While foreclosed homes may not necessarily have a listing price that is lower than other area homes, they are priced by the lender, who wants to sell the home and get it off of their books.
Can You Get a Mortgage to Buy a Foreclosed Home?
It’s not uncommon for buyers to obtain a mortgage for the purchase of a foreclosed home. Many lenders even specialize in loans for foreclosed properties or properties that need rehab. The terms of the loan will vary from lender to lender and may require the home to be in a livable condition.
Before you begin your property search, you may want to apply for a mortgage ahead of time to obtain a pre-approval, which can substantially increase the odds of the seller accepting your offer.
Mortgage Options for Buying Foreclosed Homes
In many cases, even when a property is foreclosed you can leverage a variety of conventional mortgage options.
As long as you aren’t buying from a cash-only auction, and provided the home is in livable condition, you may be able to get a conventional mortgage.
Other options include government-backed loan programs from the Veterans Administration, Federal Housing Authority, or even the USDA.
Government-backed loans have the major advantage of making a home more affordable, though they do come with some stipulations depending on the property.
For example, if the property you’re looking at isn’t able to qualify for a loan due to not being in “livable condition”, it may require some additional work to be performed before it meets the minimum criteria.

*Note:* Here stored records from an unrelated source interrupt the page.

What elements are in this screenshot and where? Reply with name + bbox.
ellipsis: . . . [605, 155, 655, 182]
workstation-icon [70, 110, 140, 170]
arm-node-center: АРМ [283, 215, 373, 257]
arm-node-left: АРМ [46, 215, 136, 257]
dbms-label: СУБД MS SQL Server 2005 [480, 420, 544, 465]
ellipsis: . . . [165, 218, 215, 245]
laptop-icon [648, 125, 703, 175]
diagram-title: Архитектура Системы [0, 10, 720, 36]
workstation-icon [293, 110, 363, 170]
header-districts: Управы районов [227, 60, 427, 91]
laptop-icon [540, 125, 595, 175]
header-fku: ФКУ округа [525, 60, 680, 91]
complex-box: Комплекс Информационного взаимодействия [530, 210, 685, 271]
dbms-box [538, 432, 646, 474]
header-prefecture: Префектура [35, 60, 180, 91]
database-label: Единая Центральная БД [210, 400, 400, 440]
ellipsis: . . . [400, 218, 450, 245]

On the other hand, since you don’t need mortgage insurance with government-backed loans, you could use the money saved there for further work.
The Bottom Line
When it comes down to it, buying foreclosed properties may not be a bad investment – but they do have risks and benefits unique to foreclosures.
However, being aware of those risks can allow you to properly prepare. One of the best ways to go into a foreclosure sale is to visit a lender today and start the process of pre-approval, so you can start seriously start looking for your next investment.